For much of Jesus’ public ministry, He withdrew Himself from the crowds. Indeed, He kept much of His work veiled. Bible teachers have considered the various reasons why He did this, but one of the central ideas was this: the people expected a militaristic national leader to lead them into a period of peace. Jesus is a king. And indeed, as Scripture has revealed, He is a valiant warrior. But the time was not ripe for such a king. Christ’s war-horse was not to be used in triumphal entry in Matthew 21:1-11. Instead, Jesus came into Jerusalem riding upon a colt.
We live in culture marked by various symbolic actions. If you were at a restaurant and you happened to behold a young man getting down on one knee, and he pulled out a little black box from his pocket, we would not assume that this was the bill. No, we recognize from his posture, and his actions that this is a wedding proposal. Cultures may be as varied as there are colors in a Crayola box, but every culture has symbolic actions, and this action of Christ from the text is saturated in symbolic meaning.
God’s mercy is revealed to us in our text. He does not leave us to our wits to figure the meanings behind these symbolic actions. In this story, God provides two points of encouragement. Firstly, we find that the disciples (as has become far too common) missed the significance of the event or symbolic action of Jesus riding on a colt. John writes in his gospel, “His disciples did not understand these things at first, but when Jesus was glorified, then they remembered that these things had been written about Him and had been done to Him.” (John 12:16 ESV) Apart from the ministry of the Holy Spirit, neither the Apostles, ourselves, or any other human being would ever catch the significance of any of God’s redemptive actions in the world. God provides redemptive words to accommodate His redemptive acts.

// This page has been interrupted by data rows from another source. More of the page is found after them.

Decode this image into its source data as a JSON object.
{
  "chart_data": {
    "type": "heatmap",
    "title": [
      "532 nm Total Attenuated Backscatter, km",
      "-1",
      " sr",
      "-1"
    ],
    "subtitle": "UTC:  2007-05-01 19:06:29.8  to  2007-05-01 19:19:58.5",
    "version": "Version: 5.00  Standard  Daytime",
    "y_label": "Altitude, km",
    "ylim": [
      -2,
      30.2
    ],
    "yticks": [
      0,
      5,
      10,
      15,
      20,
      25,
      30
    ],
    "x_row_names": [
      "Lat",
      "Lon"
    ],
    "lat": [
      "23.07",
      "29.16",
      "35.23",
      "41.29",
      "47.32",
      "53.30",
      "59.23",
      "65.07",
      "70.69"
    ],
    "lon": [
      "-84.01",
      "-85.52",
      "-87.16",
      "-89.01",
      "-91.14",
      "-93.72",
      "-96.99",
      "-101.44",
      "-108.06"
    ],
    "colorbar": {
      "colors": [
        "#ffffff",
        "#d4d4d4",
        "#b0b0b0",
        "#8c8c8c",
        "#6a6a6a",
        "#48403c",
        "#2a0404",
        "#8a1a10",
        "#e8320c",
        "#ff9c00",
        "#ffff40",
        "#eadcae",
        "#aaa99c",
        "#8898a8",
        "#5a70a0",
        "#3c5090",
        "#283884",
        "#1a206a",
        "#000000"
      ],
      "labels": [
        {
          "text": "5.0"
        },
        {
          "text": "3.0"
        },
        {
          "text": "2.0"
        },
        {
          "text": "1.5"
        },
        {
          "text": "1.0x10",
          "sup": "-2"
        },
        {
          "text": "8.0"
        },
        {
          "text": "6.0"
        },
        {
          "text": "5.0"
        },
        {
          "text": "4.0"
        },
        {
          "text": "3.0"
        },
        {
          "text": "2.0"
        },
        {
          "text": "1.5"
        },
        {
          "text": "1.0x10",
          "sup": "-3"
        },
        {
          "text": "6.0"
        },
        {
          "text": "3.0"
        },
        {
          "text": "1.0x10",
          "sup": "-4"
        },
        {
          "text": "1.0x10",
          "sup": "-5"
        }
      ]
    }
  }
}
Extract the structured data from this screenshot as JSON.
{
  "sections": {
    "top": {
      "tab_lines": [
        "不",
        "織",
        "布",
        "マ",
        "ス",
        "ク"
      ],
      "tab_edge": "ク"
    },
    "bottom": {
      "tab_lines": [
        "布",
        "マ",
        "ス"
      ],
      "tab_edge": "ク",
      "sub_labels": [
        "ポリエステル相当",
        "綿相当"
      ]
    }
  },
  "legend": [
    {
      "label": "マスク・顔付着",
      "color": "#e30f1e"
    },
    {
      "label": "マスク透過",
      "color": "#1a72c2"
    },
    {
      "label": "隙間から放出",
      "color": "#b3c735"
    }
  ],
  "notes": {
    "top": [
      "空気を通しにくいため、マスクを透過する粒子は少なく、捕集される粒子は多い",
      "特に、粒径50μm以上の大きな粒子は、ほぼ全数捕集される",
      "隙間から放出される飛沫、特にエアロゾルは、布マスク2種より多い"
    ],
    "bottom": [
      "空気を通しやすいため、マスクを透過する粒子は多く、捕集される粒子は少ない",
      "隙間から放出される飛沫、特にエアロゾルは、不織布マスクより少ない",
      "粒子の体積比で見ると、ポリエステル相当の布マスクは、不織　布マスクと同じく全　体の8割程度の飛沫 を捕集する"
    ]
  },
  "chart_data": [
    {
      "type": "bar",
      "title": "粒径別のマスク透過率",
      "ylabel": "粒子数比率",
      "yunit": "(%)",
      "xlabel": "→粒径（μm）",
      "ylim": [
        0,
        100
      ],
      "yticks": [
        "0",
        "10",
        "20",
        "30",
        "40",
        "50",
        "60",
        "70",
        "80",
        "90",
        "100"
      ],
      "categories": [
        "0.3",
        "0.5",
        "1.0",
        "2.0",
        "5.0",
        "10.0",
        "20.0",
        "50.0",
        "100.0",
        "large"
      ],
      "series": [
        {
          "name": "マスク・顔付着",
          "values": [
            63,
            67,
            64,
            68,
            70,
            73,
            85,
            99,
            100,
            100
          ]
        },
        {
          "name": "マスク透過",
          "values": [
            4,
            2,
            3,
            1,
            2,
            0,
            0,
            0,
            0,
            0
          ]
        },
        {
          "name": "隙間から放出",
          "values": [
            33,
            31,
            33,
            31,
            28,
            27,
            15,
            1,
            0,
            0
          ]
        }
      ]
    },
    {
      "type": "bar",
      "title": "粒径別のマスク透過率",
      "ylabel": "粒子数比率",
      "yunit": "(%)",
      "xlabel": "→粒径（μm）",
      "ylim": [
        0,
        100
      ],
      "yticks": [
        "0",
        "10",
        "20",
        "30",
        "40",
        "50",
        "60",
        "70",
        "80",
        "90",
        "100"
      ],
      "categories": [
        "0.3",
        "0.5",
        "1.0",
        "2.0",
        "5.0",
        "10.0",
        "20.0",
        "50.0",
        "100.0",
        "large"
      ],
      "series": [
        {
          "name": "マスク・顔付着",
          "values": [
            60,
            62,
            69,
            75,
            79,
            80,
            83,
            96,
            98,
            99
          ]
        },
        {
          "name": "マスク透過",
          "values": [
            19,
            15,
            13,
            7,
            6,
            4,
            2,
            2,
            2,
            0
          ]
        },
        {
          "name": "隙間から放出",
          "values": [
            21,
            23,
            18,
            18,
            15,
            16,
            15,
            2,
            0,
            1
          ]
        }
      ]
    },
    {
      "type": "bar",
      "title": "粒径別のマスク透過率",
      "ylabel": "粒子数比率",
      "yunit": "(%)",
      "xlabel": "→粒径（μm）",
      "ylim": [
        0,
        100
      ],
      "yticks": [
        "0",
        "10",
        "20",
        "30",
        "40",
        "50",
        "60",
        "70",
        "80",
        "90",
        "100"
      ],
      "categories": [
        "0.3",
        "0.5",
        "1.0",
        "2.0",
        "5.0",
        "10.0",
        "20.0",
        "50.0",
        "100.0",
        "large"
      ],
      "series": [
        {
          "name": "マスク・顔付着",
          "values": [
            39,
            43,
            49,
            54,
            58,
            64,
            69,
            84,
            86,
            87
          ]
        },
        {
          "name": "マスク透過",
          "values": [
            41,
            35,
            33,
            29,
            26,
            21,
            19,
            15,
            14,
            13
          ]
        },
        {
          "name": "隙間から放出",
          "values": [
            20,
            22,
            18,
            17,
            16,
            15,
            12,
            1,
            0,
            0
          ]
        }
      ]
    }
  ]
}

Secondly, Matthew tells us that Christ’s symbolic action, in riding this colt, was the fulfillment of an Old Testament prophecy. He tells us in Matthew 21:4 we receive the phrase, “This took place to fulfill what was spoken by the prophet…” (ESV) We are meant to think of Isaiah 62:11 and Zechariah 9:9. Both texts focus on God’s restoration of His broken and sinful people by His hand. Both texts elicit hope. But it is the passage of Zechariah 9 in particular, that God hones us in on a promise over five hundred years in the making, the promise of God’s coming king.
Our passage reminds us of this foundational truth: God is always faithful in keeping His promises. Jesus’ grand declaration to the world that He was the long-awaited king and Messiah did not begin on this day in Jerusalem. Nor did the promise begin back in Zechariah 9. But God’s promise went all the way back, thousands of years before Jesus, at God’s appearing before Abraham, the man of faith. Abraham, a former pagan, and 99 years old at the time, was promised these words, “I will make you exceedingly fruitful, and I will make you into nations, and kings shall come from you.” (Gen. 17:6 ESV) Christ’s momentous ride was the fulfillment of this grand covenantal promise (cf. Matt. 1:1). Christ Jesus is the long-awaited king. He’s my king. He’s your king. He is the king over every soul that lives. So let us live as those whose citizenship reflects our king. Our world needs to know this king today. Our hearts need to know that He reigns today. Reflect Him to those around you. Know your king in His splendor and rejoice by hoping in His holy name.